“Early intervention is the best intervention” – Eloise’s story

For as long as I can remember, I have had low iron and sluggish bowels but as a female, I was often reassured by GPs, who would say that it’s normal. Thankfully, as a dietitian, I was able to mostly manage those symptoms through diet and exercise but the year before last, my symptoms progressively got worse. I started passing blood in my stool which I knew wasn’t normal but initially passed it off as most likely being hemorrhoids. After all, I was only 24 years old at the time, lived a very healthy lifestyle, and had no family history of anything bowel related — so I wasn’t overly stressed.

When the symptoms persisted, I made an appointment with a new GP as I wanted a new perspective. After some bloods and a stool test (which revealed ongoing low iron, high CRP, and calprotectin), I was referred to a gastroenterologist for a colonoscopy and endoscopy. There I was diagnosed with Crohn’s disease. The whole process took about three months so I was very lucky that it all happened quite quickly. As a result, my disease hasn’t progressed much, if at all. 

Unfortunately, I did have an allergic reaction to my first medication, which I’m told is very rare. I ended up with pancreatitis and honestly, that pain was way worse than any Crohn’s symptoms I’d experienced. This narrowed my treatment options so I reached a bit of a sticky point where I was kind of waiting for something to happen to be eligible for new medication. As a healthcare practitioner, I found it quite frustrating that there were no preventative measures or anything that I could do or take in the meantime to prevent my disease from progressing. A year following my diagnosis, my Crohn’s disease had progressed to the point where it thankfully, wasn’t affecting me on a day-to-day basis, but I was eligible for biologics.
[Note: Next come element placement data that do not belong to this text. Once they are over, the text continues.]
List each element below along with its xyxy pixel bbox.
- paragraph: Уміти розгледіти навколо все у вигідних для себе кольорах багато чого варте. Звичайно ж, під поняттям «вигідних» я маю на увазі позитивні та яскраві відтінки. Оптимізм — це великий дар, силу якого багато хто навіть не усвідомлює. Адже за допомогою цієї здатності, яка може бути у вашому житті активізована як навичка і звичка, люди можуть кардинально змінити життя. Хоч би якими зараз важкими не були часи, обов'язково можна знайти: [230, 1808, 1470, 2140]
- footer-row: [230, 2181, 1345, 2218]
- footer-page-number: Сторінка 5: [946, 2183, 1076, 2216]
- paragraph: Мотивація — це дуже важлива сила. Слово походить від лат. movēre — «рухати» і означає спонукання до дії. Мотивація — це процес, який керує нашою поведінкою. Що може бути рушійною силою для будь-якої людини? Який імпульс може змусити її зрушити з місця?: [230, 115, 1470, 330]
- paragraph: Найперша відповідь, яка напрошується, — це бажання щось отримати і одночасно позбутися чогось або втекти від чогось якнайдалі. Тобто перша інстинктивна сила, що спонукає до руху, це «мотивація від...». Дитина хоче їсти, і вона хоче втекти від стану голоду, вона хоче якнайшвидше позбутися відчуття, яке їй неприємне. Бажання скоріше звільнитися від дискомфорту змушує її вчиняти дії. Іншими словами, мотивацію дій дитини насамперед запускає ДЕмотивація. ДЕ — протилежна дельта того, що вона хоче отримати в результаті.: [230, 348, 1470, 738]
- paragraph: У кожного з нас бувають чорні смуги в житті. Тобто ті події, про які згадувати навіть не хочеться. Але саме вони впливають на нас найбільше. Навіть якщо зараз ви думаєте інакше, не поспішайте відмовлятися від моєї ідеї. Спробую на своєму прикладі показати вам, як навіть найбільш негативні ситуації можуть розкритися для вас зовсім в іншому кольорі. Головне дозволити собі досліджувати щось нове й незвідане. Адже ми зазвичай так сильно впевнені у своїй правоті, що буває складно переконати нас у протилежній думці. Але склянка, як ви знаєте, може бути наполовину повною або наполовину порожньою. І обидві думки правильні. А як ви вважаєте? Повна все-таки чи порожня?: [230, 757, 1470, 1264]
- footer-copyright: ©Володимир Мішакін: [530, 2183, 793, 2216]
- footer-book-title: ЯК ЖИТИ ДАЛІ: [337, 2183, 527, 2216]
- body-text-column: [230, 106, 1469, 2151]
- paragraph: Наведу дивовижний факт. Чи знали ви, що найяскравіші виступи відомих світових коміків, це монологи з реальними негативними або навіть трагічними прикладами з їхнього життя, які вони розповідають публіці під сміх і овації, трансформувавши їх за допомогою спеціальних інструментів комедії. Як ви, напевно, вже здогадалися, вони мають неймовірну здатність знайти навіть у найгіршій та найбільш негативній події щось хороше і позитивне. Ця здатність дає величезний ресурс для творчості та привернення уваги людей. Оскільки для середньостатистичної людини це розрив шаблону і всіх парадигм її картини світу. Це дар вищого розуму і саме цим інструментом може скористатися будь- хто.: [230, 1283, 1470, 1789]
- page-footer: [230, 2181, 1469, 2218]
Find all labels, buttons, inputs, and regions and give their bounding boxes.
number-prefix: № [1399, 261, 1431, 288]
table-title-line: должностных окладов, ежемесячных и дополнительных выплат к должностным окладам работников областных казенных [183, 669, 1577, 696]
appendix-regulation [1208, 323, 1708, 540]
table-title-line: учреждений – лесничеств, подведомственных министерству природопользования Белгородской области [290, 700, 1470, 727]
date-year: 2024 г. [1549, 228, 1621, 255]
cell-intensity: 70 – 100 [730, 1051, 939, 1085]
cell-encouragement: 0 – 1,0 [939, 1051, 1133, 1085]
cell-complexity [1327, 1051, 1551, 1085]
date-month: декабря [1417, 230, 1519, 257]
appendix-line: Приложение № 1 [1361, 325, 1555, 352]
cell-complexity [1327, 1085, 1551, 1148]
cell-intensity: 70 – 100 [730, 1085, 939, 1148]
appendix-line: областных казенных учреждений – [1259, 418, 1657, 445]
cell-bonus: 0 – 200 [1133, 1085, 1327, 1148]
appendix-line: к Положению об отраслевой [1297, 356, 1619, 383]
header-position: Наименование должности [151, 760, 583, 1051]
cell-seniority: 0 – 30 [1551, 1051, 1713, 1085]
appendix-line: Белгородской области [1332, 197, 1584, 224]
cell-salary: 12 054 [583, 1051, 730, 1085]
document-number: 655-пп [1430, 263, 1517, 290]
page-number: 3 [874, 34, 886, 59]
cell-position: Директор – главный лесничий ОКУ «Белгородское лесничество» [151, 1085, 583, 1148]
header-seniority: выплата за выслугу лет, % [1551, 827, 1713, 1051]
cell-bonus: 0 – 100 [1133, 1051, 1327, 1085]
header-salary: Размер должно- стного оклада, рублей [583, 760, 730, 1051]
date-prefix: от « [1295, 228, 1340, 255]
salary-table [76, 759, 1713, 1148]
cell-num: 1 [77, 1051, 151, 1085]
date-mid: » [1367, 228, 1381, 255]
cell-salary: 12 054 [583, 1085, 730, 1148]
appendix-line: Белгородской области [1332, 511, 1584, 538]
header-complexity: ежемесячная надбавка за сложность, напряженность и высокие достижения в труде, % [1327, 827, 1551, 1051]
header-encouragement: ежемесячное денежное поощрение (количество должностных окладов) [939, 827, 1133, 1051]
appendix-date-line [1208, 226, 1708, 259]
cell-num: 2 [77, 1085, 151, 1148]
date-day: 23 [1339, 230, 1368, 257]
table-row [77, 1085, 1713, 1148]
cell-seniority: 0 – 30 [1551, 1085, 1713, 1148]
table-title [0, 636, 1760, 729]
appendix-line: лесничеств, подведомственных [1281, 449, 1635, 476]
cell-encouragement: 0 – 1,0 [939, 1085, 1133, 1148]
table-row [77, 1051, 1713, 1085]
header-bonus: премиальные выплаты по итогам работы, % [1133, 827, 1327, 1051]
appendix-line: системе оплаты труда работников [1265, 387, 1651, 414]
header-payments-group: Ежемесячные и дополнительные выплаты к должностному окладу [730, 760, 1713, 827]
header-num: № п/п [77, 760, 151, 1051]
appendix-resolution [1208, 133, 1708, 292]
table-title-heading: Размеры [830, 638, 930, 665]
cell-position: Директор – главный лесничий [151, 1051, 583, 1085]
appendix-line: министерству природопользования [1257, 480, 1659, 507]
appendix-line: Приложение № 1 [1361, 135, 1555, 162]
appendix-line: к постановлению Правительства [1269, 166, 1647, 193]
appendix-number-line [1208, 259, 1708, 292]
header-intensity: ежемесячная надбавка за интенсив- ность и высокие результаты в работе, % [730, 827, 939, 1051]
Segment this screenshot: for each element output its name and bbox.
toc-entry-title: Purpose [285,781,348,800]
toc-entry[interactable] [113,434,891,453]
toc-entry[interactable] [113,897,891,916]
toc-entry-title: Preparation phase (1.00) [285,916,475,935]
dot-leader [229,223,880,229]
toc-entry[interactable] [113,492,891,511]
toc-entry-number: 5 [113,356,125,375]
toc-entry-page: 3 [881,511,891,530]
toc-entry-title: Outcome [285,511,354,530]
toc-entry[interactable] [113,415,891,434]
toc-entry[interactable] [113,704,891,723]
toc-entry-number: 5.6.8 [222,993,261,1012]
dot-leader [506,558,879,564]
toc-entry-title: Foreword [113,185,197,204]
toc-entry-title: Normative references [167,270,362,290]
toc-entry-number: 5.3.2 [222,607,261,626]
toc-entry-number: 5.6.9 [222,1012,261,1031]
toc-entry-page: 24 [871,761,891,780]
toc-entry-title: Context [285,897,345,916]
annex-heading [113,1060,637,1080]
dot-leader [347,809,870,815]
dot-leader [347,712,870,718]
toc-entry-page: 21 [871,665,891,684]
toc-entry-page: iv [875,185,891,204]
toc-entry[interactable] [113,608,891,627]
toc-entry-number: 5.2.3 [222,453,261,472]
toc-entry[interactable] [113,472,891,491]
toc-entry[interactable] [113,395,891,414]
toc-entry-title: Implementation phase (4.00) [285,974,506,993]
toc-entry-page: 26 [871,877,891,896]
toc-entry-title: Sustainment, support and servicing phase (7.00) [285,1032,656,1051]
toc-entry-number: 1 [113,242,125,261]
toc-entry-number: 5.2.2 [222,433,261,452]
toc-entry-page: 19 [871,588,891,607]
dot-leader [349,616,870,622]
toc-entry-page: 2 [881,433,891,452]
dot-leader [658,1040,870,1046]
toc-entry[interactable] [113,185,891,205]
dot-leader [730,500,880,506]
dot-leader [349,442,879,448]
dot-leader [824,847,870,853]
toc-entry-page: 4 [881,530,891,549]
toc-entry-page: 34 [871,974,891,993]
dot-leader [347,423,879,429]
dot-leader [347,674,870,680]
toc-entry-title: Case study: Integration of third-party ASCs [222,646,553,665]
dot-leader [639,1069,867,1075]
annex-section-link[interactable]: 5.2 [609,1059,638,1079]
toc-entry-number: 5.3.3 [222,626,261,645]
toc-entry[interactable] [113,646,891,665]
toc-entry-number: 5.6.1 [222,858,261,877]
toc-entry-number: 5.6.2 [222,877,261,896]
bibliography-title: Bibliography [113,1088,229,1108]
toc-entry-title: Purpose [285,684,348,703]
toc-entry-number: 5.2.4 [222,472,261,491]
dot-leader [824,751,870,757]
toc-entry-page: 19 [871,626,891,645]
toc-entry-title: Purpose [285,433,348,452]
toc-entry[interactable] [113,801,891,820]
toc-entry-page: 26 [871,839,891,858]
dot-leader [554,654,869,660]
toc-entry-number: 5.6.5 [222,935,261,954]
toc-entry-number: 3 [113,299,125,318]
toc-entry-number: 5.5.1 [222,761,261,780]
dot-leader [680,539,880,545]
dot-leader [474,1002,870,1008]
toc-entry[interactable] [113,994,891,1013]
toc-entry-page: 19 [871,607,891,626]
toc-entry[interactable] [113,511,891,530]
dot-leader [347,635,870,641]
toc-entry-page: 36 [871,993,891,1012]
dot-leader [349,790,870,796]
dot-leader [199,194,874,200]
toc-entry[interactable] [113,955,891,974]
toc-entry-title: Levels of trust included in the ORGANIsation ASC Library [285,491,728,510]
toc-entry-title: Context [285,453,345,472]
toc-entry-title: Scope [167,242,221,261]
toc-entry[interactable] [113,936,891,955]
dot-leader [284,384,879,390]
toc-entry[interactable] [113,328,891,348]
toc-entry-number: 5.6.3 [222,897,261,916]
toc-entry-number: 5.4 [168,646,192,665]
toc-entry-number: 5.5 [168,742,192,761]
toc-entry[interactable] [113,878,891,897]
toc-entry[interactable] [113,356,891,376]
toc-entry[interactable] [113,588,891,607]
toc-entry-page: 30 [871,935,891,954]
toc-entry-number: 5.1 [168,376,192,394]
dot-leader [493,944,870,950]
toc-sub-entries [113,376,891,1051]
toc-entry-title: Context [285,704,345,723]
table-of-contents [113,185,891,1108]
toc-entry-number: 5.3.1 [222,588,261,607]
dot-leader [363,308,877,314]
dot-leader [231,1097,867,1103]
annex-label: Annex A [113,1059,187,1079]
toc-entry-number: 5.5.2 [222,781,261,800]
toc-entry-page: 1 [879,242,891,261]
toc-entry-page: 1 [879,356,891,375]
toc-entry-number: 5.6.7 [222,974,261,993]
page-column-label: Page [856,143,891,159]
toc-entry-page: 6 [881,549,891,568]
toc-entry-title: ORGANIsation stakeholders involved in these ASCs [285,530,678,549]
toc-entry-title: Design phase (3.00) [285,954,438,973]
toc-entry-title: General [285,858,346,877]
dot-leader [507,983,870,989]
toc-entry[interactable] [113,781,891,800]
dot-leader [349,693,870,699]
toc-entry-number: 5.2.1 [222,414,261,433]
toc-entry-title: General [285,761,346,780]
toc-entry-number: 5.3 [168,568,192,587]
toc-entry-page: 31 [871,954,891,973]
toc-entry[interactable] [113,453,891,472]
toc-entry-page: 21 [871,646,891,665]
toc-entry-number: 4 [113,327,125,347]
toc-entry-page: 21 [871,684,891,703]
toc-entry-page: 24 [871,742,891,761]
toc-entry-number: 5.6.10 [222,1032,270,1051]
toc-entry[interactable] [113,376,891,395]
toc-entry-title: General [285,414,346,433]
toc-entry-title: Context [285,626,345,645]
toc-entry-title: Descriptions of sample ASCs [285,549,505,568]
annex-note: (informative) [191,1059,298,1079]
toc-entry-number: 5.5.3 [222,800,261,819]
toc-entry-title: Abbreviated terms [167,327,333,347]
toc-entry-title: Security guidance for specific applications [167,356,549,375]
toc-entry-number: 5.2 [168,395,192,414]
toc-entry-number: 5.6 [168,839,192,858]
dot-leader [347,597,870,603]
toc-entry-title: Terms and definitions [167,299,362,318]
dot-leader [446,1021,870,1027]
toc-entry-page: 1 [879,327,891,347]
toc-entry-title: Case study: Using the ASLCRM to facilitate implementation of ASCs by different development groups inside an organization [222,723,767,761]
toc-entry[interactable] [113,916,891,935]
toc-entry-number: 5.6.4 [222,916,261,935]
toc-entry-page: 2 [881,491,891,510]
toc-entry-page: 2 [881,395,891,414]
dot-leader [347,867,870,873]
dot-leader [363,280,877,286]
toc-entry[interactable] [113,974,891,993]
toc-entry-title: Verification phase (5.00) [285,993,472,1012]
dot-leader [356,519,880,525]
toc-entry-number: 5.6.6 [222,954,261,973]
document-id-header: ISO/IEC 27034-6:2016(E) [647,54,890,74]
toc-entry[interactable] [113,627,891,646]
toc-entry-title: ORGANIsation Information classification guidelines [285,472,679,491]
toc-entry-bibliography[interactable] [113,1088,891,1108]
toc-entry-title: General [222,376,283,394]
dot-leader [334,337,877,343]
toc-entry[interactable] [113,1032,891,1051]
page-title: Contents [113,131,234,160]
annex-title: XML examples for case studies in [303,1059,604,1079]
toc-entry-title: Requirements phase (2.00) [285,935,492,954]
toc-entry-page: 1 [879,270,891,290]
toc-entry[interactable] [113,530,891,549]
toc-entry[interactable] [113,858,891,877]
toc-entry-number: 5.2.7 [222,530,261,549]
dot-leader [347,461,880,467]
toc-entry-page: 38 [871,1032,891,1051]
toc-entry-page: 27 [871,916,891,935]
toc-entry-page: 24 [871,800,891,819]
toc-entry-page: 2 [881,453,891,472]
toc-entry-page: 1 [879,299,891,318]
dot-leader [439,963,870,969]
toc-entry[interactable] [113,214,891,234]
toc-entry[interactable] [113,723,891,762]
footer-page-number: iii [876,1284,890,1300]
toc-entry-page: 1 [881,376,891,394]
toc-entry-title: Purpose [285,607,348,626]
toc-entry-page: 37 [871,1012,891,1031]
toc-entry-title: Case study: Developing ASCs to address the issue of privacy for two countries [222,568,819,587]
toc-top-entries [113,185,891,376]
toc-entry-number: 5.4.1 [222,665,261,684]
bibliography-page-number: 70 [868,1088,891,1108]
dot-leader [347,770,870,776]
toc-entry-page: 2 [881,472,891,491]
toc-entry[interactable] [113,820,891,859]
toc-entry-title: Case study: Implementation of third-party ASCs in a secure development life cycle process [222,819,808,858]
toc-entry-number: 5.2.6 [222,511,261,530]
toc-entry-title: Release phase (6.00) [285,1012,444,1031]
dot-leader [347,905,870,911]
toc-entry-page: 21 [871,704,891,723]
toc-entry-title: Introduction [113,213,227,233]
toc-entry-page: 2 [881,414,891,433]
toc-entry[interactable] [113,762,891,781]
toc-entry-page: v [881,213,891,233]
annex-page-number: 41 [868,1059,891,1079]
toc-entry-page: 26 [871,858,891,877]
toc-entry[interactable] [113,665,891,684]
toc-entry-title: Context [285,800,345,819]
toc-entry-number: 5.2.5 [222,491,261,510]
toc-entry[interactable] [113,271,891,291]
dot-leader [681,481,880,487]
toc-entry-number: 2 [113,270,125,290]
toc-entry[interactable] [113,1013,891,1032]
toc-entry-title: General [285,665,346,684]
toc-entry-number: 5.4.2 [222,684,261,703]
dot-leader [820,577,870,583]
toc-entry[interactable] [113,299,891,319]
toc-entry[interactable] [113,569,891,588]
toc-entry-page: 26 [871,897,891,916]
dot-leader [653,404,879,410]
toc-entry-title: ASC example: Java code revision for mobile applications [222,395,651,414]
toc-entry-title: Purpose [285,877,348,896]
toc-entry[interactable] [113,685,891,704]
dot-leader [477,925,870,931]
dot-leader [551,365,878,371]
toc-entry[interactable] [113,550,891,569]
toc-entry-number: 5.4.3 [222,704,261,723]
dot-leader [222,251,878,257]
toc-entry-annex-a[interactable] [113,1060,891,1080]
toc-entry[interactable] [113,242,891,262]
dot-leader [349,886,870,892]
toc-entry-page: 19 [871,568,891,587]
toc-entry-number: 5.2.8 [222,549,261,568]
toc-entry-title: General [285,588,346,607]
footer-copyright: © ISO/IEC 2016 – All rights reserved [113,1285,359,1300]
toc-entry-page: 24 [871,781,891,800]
I actually had my first infusion of Stelara a couple of weeks ago and have tolerated it fine. 

My gastroenterologist has been amazing and with friends and colleagues in the healthcare space, I feel comfortable asking any questions, should I need to. I haven’t yet identified any dietary triggers, but I am definitely more aware of what I eat and drink. I think that it’s really important to speak up about IBD and gut health, especially considering bowel habits, is not something many people want to talk about. 

In terms of advice for people who are already on their IBD journey, I think the biggest thing would be (as cliche as it is) to know that you are not alone and that there is support out there, should you need it.  I’ve been very fortunate with my experience; I was diagnosed quickly and relatively early — I know it’s not always like that. I truly believe that early intervention is the best intervention though so please use this as a reminder to stay on top of your regular health screens. If you do notice any abnormal symptoms, seek guidance from a qualified health professional — no matter how healthy you think you may be.